CRÍTICA – Outriders (2021, Square Enix)

    O jogo Outriders, desenvolvido pela People Can Fly (o estúdio polonês responsável por Bulletstorm e Gears of War: Judgement) e distribuído pela Square Enix, foi lançado em primeiro de abril de 2021 (a data diz algo sobre o jogo? Talvez) e já trouxe bastante o que falar desde o seu início.

    O game é basicamente um looter shooter, a famosa fórmula de TPS (ou jogo de tiro em terceira pessoa) com elementos de RPG e exploração – lembra bastante Destiny. Recebemos o game em sua versão para PlayStation 4, e é sobre ela que minha opinião repousará. Antes de escrever esta crítica, confesso que titubeei e busquei entender os motivos para o jogo não ter me cativado tanto de início.

    RESUMO

    Outriders é um TPS dinâmico com muitos elementos de RPG, tais como classes (4 ao total), árvore de habilidades (bastante completa), variedades de armas (classes e modelos), além de um sistema de craft que permite uma maior customização ao estilo de cada um.
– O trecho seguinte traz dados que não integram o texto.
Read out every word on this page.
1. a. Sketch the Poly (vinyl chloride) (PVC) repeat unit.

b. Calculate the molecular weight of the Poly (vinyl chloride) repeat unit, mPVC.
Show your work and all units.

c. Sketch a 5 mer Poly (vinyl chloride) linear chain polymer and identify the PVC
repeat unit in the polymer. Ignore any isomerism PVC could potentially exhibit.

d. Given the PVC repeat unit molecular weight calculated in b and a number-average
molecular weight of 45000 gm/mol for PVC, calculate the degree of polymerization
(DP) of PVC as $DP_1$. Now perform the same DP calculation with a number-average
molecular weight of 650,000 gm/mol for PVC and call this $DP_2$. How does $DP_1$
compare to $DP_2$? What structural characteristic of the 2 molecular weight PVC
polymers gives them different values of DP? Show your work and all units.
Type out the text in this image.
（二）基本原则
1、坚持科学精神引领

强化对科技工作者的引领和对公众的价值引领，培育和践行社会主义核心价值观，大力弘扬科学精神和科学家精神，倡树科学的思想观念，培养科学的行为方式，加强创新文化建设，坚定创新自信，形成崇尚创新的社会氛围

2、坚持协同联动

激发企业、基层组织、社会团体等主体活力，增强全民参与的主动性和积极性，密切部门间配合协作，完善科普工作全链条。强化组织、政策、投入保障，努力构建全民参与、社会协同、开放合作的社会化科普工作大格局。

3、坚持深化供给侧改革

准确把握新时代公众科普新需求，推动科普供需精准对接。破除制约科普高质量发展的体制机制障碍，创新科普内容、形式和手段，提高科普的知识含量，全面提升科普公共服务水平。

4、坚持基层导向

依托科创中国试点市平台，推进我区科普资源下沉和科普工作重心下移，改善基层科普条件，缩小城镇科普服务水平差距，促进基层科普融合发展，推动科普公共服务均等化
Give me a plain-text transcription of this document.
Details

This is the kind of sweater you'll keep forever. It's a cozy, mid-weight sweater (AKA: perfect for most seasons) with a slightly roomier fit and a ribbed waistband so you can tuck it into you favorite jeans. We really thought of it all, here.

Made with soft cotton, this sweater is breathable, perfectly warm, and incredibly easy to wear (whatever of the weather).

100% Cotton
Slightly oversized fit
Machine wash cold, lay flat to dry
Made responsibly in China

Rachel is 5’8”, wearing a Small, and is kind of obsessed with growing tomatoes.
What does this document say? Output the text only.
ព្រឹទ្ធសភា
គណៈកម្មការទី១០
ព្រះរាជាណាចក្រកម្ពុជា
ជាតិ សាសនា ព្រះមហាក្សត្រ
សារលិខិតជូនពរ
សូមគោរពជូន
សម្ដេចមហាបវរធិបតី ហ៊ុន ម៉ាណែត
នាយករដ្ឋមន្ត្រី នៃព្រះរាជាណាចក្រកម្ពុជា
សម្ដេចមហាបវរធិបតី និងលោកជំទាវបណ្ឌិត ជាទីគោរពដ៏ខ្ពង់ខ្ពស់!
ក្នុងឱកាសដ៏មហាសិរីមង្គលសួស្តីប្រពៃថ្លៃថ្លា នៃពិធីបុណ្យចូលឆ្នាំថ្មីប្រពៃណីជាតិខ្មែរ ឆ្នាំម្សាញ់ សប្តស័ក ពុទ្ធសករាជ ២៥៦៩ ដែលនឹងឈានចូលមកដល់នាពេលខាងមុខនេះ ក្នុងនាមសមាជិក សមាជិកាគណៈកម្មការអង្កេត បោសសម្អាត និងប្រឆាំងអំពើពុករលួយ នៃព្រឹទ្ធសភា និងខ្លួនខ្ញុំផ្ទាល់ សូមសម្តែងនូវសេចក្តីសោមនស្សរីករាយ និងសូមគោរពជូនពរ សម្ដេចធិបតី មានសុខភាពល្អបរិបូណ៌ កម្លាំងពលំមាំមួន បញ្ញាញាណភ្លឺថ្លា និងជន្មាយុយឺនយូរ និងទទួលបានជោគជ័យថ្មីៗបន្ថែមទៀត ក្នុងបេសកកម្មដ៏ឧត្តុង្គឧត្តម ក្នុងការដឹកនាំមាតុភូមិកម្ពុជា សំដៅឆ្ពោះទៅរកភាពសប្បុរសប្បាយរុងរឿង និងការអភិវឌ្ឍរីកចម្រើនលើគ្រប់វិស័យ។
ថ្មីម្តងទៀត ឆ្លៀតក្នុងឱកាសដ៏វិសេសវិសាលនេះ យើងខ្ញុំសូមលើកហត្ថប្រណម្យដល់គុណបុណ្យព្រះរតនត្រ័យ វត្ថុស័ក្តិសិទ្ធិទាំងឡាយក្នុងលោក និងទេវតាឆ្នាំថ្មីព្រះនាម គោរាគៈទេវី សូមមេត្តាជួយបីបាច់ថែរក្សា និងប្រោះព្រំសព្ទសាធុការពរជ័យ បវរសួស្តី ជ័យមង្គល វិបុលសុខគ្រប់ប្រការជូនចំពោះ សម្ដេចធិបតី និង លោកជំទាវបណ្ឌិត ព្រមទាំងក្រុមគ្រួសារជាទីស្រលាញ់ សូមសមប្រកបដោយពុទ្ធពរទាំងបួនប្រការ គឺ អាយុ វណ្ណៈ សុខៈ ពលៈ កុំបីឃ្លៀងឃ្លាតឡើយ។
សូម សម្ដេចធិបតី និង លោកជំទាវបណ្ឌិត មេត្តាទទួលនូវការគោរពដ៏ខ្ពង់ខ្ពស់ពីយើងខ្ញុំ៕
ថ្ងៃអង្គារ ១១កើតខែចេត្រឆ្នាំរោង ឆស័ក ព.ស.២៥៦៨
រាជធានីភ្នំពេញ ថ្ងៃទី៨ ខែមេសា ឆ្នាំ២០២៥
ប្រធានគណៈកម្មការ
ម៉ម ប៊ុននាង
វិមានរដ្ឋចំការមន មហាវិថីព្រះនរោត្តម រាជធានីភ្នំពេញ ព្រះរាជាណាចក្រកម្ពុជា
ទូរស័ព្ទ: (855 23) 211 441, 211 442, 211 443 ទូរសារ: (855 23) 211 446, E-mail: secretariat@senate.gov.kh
    Com uma temática pautada sobre um futuro distópico somado à viagens espaciais, Outriders consegue inovar em um campo já bastante explorado, trazendo nuances interessantes e reflexões válidas. Apesar de ser um RPG, não há muita opção de alterar a história, e apesar de escolhas, a campanha é bastante linear e não traz elementos que saltem aos olhos. Vale ressaltar a boa dublagem em português em todas as falas do game (algo que ultimamente tem sido esquecido em alguns títulos AAA.

    Em vários momentos, percebi que para tentar tirar o máximo de cada um dos estilos que compõe Outriders, o jogo “muda” e cria situações específicas para cada modo. São nítidos os momentos em que o jogo foca na exploração, assim como fica nítido (até mesmo no level design) quando surgem arenas a medida que avançamos, que o combate será inevitável. Desta forma, destacarei cada um dos momentos como os tópicos deste texto.

    COMBATE

    É justo que este seja o tema inicial, já que é praticamente o principal do jogo. A maior parte do tempo em que estive em Enoch (o planeta onde o jogo se passa), foi descarregando minhas armas em hordas de criaturas e inimigos de todo o tipo. Eis aqui um ponto a valorizar: a variedade de criaturas é boa e traz novas experiências a medida que avançamos.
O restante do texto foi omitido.